Hard-throwing Rainey showed potential to pitch late innings

As our offseason coverage kicks into high gear, we’re going to review each significant player on the Nationals roster. We continue today with Tanner Rainey, who by season’s end had established himself as one of the more reliable members of the bullpen.


Age on opening day 2020: 27

How acquired: Traded from Reds for Tanner Roark, December 2018

MLB service time: 158 days

2019 salary: $555,000

Contract status: Under club control, could be arbitration-eligible in 2022, free agent in 2026

2019 stats: 2-3, 3.91 ERA, 52 G, 0 SV, 48 1/3 IP, 32 H, 22 R, 21 ER, 6 HR, 38 BB, 74 SO, 4 HBP, 1.448 WHIP, 118 ERA+, 4.37 FIP, 0.2 fWAR, 0.6 bWAR

2019 postseason stats: 0-0, 6.75 ERA, 9 G, 0 SV, 6 2/3 IP, 3 H, 5 R, 5 ER, 1 HR, 5 BB, 6 SO, 0 HBP, 1.200 WHIP

Quotable: “The biggest thing with him, obviously, was the walks. But he’s got electric stuff and - when he throws strikes - he’s tough to hit.” - Davey Martinez on Rainey

Rainey-Throws-Gray-NLDS-Sidebar.jpg2019 analysis: Only token attention was paid to the prospect the Nationals got in exchange for Roark last winter, a hard-throwing reliever who had all sorts of command problems in his first (brief) big league experience with the Reds. By the end of his first season in the Nats organization, everyone knew who Rainey was, and most were intrigued by his stuff and improved ability to harness it.

Though his numbers at Triple-A Fresno weren’t all that impressive, the Nationals were desperate for bullpen help in mid-May, so they took a chance on Rainey and summoned him to New York to help solve the team’s biggest problem area.

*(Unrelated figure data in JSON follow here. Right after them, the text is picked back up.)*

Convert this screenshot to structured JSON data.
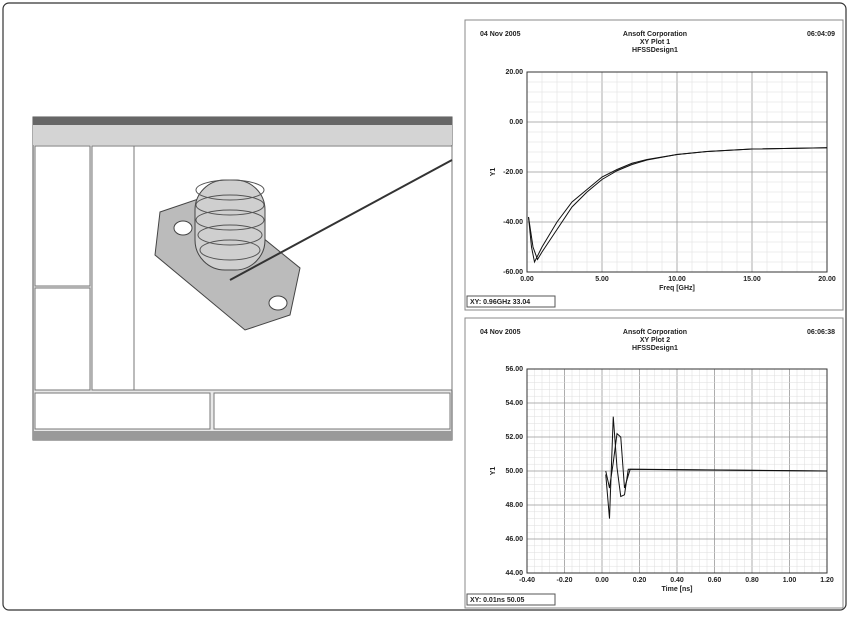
{
  "chart_data": [
    {
      "type": "line",
      "date": "04 Nov 2005",
      "title": "Ansoft Corporation",
      "subtitle": "XY Plot 1",
      "design": "HFSSDesign1",
      "time": "06:04:09",
      "y_label": "Y1",
      "x_label": "Freq [GHz]",
      "readout": "XY: 0.96GHz 33.04",
      "grid": true,
      "xlim": [
        0,
        20
      ],
      "ylim": [
        -60,
        20
      ],
      "xticks": [
        {
          "value": 0,
          "label": "0.00"
        },
        {
          "value": 5,
          "label": "5.00"
        },
        {
          "value": 10,
          "label": "10.00"
        },
        {
          "value": 15,
          "label": "15.00"
        },
        {
          "value": 20,
          "label": "20.00"
        }
      ],
      "yticks": [
        {
          "value": -60,
          "label": "-60.00"
        },
        {
          "value": -40,
          "label": "-40.00"
        },
        {
          "value": -20,
          "label": "-20.00"
        },
        {
          "value": 0,
          "label": "0.00"
        },
        {
          "value": 20,
          "label": "20.00"
        }
      ],
      "series": [
        {
          "color": "#111111",
          "x": [
            0.1,
            0.3,
            0.5,
            1,
            2,
            3,
            4,
            5,
            6,
            7,
            8,
            10,
            12,
            15,
            20
          ],
          "values": [
            -38,
            -50,
            -56,
            -50,
            -40,
            -32,
            -27,
            -22,
            -19,
            -16.5,
            -15,
            -13,
            -11.8,
            -10.8,
            -10.3
          ]
        },
        {
          "color": "#111111",
          "x": [
            0.1,
            0.4,
            0.7,
            1,
            2,
            3,
            4,
            5,
            6,
            7,
            8,
            10,
            12,
            15,
            20
          ],
          "values": [
            -38,
            -50,
            -55,
            -52,
            -43,
            -34,
            -28,
            -23,
            -19.5,
            -17,
            -15.2,
            -13,
            -11.8,
            -10.8,
            -10.3
          ]
        }
      ]
    },
    {
      "type": "line",
      "date": "04 Nov 2005",
      "title": "Ansoft Corporation",
      "subtitle": "XY Plot 2",
      "design": "HFSSDesign1",
      "time": "06:06:38",
      "y_label": "Y1",
      "x_label": "Time [ns]",
      "readout": "XY: 0.01ns 50.05",
      "grid": true,
      "xlim": [
        -0.4,
        1.2
      ],
      "ylim": [
        44,
        56
      ],
      "xticks": [
        {
          "value": -0.4,
          "label": "-0.40"
        },
        {
          "value": -0.2,
          "label": "-0.20"
        },
        {
          "value": 0,
          "label": "0.00"
        },
        {
          "value": 0.2,
          "label": "0.20"
        },
        {
          "value": 0.4,
          "label": "0.40"
        },
        {
          "value": 0.6,
          "label": "0.60"
        },
        {
          "value": 0.8,
          "label": "0.80"
        },
        {
          "value": 1,
          "label": "1.00"
        },
        {
          "value": 1.2,
          "label": "1.20"
        }
      ],
      "yticks": [
        {
          "value": 44,
          "label": "44.00"
        },
        {
          "value": 46,
          "label": "46.00"
        },
        {
          "value": 48,
          "label": "48.00"
        },
        {
          "value": 50,
          "label": "50.00"
        },
        {
          "value": 52,
          "label": "52.00"
        },
        {
          "value": 54,
          "label": "54.00"
        },
        {
          "value": 56,
          "label": "56.00"
        }
      ],
      "series": [
        {
          "color": "#111111",
          "x": [
            0.02,
            0.04,
            0.06,
            0.08,
            0.1,
            0.12,
            0.14,
            0.2,
            1.2
          ],
          "values": [
            49.8,
            47.2,
            53.2,
            50.2,
            48.5,
            48.6,
            50.1,
            50.1,
            50.0
          ]
        },
        {
          "color": "#111111",
          "x": [
            0.02,
            0.04,
            0.06,
            0.08,
            0.1,
            0.12,
            0.15,
            1.2
          ],
          "values": [
            50.0,
            49.0,
            50.5,
            52.2,
            52.0,
            49.0,
            50.1,
            50.0
          ]
        }
      ]
    }
  ]
}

He made his debut May 20 and tossed a scoreless sixth inning, prompting Martinez to give him a shot in a higher-leverage spot the next night. Rainey would promptly blow an eighth-inning lead and suffer one of the team’s four heartbreaking losses at Citi Field in the series that left it at its 19-31 low point.

Rainey wouldn’t see a lot of high-leverage spots again for a while, but he slowly earned Martinez’s trust to pitch in big situations again, typically the seventh inning. And as the postseason played out, the rookie right-hander became Martinez’s most trusted reliever after Daniel Hudson and Sean Doolittle. He would go on to record big outs in the National League Division Series and NL Championship Series clinchers, plus Game 2 of the World Series.

2020 outlook: Given his electric arm - not to mention the lack of other proven arms currently under contract - Rainey is going to be high on the organizational depth chart heading into spring training. The Nationals most likely will view him as a top option for a setup role to begin the season, with the potential to earn the ninth-inning job at some point in the future.

Rainey certainly has the stuff - a fastball that averaged 98 mph, a slider that averaged 87 mph - to do it. But he has to show that he can consistently throw that stuff near the strike zone. He was the rare pitcher who actually gave up more walks than hits, nearly one per inning.

There were encouraging signs in the postseason, though, and Rainey did show an ability to handle those high-pressure situations. He’s far from a finished product, of course. And he shouldn’t be considered a sure thing at this point. But there’s plenty of reason to be optimistic about this flamethrower and hope he does develop into a consistently dominant late-inning reliever for the Nationals.